Voilà un peu plu d’un mois que les entrepôts de la filiale française d’Amazon ont fermé leurs portes. La raison ? La justice française estime qu’Amazon n’avait pas respecté son obligation de sécurité et de prévention à propos de la santé des salariés. Le 15 mai, Amazon France a laissé entendre qu’une réouverture pourrait être envisagée dès le 19 mai.

Une reprise des activités en France à partir du 19 mai

Cela ressemble à une sortie de crise. La crise du Covid-19 aura eu un impact direct sur les salariés français du groupe. En effet, les entrepôts sont à l’arrêt depuis le 16 avril 2020 sur décision du Tribunal de Nanterre. La maison mère a déclaré sur Twitter que :

“Cette décision fait suite à cinq semaines de discussions au cours desquelles nous avons fourni à plusieurs reprises des éclaircissements et des informations sur les mesures de sécurité mises en œuvre dans nos centres de distribution pour protéger nos salariés”.

Au plus haut de l’épidémie, les représentants du personnel estimaient que toutes les mesures sanitaires n’étaient pas réunies pour que les salariés puissent exercer leur activité en sécurité. Ils citaient notamment l’exiguïté des vestiaires.

Amazon France affirme qu’à partir du 19 mai tout sera opérationnel pour recevoir les salariés dans les meilleurs conditions. Une décision de la justice française qui n’a pas empêché Amazon de livrer ses clients français avec l’aide de ses entrepôts italiens, espagnols et allemands.

Les sanctions ne sont pas levées pour Amazon France

L’entreprise de Jeff Bezos publiait récemment un rapport pour faire le bilan des activités depuis le début de la crise du Covid-19. Si de prime abord le constat semble très positif avec un chiffre d’affaires qui atteint les 75,5 milliards de dollars (69 milliards d’euros), les dépenses ont également beaucoup augmenté.
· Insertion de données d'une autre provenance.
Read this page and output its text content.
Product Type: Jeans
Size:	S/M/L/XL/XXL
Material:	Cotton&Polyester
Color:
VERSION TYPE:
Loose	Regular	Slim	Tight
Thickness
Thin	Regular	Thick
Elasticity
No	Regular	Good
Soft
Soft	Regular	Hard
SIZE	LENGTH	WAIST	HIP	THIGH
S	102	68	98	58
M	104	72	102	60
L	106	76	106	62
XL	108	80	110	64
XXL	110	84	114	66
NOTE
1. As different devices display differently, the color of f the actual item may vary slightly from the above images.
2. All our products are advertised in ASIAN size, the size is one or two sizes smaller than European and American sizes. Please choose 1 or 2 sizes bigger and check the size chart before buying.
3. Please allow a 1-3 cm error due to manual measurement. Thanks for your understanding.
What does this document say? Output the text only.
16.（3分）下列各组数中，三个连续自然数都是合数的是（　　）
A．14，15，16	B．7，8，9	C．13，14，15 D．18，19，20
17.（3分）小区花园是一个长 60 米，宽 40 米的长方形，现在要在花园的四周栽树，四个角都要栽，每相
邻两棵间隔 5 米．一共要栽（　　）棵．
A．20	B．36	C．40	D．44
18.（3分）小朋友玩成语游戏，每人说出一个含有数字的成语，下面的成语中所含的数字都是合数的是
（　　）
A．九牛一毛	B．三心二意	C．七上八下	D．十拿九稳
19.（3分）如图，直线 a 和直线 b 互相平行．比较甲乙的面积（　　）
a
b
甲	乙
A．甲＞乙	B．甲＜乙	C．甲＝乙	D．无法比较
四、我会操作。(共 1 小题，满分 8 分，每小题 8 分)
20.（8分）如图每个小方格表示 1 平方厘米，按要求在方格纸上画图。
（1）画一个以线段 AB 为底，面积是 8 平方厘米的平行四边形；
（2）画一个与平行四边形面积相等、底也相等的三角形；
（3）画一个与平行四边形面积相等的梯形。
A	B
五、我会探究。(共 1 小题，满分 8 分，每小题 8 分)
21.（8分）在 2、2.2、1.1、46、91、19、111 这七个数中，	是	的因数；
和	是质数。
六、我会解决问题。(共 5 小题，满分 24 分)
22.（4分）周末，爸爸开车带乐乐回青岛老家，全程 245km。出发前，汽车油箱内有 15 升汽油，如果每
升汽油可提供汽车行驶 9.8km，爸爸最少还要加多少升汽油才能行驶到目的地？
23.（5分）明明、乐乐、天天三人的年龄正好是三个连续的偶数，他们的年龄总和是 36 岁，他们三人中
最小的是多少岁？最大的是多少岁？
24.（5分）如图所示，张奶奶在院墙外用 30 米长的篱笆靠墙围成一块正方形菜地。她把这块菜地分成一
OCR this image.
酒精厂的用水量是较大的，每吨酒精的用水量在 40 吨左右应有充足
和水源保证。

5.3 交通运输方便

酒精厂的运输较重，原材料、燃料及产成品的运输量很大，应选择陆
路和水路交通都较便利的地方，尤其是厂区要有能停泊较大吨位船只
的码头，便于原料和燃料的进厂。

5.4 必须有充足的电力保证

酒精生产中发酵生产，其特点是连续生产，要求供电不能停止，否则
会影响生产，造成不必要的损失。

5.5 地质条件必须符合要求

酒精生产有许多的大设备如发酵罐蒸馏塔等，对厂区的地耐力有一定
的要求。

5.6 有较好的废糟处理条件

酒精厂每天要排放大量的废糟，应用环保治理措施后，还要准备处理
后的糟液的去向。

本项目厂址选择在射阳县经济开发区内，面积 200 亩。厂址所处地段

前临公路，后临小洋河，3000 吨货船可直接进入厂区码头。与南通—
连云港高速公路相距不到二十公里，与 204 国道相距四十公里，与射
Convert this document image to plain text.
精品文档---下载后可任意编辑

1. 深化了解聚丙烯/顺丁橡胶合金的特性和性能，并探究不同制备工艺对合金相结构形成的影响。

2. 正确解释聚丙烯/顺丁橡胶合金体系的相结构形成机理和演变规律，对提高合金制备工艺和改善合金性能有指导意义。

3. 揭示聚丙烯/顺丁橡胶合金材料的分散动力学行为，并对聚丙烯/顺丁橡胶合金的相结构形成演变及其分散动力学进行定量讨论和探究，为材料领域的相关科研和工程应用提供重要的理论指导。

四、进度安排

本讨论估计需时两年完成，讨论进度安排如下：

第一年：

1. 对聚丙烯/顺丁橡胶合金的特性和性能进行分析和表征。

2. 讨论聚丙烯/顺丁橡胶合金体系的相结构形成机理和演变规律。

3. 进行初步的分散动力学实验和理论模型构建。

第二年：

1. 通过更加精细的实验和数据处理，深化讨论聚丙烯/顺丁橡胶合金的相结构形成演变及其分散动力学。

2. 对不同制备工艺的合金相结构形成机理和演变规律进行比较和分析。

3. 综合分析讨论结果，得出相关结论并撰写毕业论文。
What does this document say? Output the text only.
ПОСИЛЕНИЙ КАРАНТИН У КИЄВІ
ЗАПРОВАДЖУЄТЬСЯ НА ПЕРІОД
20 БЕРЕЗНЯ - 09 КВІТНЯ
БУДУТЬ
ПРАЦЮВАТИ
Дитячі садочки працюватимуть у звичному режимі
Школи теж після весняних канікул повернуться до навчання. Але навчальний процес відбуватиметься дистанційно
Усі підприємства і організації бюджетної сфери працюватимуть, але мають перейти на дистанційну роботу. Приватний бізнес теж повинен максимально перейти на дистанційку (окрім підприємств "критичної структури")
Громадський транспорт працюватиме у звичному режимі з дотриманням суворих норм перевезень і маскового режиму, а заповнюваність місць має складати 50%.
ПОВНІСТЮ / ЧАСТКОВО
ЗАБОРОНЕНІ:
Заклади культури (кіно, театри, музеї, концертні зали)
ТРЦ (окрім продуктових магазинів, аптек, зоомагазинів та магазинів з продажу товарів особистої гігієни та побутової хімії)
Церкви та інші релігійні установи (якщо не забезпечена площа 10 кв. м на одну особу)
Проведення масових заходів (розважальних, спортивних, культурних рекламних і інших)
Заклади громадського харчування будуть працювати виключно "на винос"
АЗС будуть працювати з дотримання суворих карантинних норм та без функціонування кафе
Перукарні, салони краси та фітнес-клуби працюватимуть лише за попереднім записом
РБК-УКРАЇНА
À travers le monde, la société a embauché plus de 175 000 personnes pour faire face à la demande.

En France, les consignes étaient claires : Amazon France devait se focaliser sur la distribution des biens de première nécessité, pour limiter le nombre de salariés sur les sites. La moindre infraction est passible d’une amende de 100 000 euros. Cette mesure dissuasive a poussé Amazon France à opter pour une fermeture pure et simple. Le 19 mai, alors que les décisions de justice n’ont pas changé, le groupe se prépare à un retour à la normale de ses activités.